Une véritable tempête souffle sur les médias et la démocratie. Tout d’abord, la défiance envers le système démocratique continue de menacer le fonctionnement des élections et la possibilité d’un consensus minimal sur l’élaboration des politiques publiques aux États-Unis. Le lobbying intense des entreprises de la tech a réussi à empêcher les efforts de régulation sérieux du Congrès américain, même si le sujet n’est pas clos et que certains législateurs continuent de porter ce combat.
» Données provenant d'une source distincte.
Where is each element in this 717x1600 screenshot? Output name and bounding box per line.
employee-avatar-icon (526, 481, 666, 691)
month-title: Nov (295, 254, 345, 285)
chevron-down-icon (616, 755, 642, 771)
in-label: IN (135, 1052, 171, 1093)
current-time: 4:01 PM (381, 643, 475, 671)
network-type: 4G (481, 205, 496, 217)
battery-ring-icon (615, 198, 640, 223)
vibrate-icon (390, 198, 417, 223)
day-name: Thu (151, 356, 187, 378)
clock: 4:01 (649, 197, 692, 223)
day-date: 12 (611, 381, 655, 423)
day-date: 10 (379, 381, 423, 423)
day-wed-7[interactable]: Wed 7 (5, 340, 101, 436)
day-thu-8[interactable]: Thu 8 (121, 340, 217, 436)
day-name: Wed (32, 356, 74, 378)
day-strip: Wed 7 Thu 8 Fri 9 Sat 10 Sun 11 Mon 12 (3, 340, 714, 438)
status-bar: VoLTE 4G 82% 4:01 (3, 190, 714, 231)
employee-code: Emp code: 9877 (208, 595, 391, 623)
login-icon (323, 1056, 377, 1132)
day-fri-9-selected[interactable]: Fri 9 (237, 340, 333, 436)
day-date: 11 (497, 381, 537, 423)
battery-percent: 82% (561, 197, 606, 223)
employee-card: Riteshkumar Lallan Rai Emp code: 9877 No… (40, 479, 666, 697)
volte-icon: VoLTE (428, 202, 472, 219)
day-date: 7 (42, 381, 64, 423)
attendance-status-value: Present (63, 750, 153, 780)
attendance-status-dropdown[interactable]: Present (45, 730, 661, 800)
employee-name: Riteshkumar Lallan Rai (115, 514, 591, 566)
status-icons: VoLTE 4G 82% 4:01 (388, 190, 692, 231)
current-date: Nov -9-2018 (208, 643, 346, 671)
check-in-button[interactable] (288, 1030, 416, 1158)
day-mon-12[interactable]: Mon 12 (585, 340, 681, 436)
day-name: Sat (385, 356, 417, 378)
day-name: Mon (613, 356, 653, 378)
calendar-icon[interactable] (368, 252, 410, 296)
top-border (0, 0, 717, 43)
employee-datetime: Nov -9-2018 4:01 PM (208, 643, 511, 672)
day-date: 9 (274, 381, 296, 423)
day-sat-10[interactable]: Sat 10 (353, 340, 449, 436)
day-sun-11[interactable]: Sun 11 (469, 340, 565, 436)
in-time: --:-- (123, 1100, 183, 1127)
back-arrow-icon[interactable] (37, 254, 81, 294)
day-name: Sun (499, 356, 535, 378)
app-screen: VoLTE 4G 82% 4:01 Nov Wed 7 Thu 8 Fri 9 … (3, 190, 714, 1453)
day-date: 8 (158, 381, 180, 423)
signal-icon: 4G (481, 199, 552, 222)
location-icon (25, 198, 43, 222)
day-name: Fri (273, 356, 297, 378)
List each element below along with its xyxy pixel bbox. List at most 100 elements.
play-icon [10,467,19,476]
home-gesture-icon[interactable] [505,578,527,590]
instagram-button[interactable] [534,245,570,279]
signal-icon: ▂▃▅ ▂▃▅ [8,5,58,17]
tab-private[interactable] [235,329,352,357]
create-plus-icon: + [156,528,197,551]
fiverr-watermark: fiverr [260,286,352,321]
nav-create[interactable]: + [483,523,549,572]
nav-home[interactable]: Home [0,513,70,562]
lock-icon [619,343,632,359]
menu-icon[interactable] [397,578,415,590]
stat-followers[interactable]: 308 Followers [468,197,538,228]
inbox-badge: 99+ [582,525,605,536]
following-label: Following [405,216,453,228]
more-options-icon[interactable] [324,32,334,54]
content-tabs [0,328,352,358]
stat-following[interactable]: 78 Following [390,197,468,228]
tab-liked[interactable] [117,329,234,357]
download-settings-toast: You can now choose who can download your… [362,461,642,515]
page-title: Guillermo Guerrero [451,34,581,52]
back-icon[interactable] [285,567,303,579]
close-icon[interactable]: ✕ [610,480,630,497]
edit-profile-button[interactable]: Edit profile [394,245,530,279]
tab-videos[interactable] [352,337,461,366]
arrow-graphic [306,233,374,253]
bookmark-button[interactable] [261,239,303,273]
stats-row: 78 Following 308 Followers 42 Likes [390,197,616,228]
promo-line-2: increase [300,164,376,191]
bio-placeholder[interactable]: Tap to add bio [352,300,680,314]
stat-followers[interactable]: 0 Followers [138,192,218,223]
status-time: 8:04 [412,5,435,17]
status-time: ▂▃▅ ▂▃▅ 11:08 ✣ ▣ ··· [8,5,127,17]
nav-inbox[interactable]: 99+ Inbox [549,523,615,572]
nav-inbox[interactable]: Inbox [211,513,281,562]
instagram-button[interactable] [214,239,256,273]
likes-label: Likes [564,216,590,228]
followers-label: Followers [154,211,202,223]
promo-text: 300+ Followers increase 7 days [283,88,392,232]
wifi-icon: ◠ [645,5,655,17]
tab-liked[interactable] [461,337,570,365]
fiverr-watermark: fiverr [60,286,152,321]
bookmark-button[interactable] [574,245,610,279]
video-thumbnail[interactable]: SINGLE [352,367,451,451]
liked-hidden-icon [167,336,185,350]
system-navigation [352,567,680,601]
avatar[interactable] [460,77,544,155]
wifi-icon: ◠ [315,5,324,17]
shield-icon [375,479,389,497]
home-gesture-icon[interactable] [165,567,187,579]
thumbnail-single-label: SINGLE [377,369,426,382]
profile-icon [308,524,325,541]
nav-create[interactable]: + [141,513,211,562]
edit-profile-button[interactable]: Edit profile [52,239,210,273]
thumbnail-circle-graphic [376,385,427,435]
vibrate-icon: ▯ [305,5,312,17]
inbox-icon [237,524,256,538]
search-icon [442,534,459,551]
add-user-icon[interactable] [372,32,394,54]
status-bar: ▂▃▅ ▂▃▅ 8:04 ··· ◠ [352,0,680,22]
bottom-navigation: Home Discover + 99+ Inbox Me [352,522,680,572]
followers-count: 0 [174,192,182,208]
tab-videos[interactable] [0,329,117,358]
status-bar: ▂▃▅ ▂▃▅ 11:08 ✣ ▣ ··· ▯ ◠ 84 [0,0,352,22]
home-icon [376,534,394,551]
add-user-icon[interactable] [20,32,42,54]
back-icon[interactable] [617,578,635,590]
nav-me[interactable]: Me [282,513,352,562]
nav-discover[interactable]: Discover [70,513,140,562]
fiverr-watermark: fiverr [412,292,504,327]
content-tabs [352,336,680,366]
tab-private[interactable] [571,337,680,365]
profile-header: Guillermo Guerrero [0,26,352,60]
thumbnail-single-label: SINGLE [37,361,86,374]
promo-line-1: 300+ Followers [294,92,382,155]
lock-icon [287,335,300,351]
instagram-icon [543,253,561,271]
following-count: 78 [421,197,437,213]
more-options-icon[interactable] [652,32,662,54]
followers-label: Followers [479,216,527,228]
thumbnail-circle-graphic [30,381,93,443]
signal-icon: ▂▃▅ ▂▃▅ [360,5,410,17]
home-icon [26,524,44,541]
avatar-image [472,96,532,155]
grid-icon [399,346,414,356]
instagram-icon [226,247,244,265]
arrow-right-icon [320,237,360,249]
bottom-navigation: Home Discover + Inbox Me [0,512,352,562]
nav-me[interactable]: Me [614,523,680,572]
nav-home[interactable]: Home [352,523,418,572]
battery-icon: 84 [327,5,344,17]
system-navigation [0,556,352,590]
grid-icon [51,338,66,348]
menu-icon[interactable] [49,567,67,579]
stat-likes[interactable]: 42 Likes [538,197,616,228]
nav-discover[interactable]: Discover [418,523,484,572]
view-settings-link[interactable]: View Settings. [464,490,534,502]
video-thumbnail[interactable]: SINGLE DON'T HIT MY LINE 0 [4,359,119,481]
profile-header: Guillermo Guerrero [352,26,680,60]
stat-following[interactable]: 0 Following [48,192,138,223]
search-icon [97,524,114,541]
Pendant ce temps, certaines entreprises comme X abaissent leurs standards en matière de tri des contenus trompeurs ou faux et réalisent des économies en supprimant des postes dans les équipes de modération. Et enfin, l’usage croissant d’outils d’intelligence artificielle générative aura d’innombrables conséquences néfastes, en favorisant à une échelle industrielle la fabrication de fake news ou de théories conspirationnistes. 

Face à la catastrophe qui vient, notre étude montre l’importance du journalisme traditionnel dans son rôle de quatrième pouvoir. Si l’exposition à des médias d’opinion de droite et d’extrême droite comme Fox News, Breitbart et One America News renforce l’adhésion aux candidats populistes et le soupçon de fraudes électorales, l’attention portée à des médias pluralistes et essentiellement factuels a l’effet exactement inverse. Les médias mainstream affermissent les sentiments prodémocratiques et l’adhésion au processus électoral.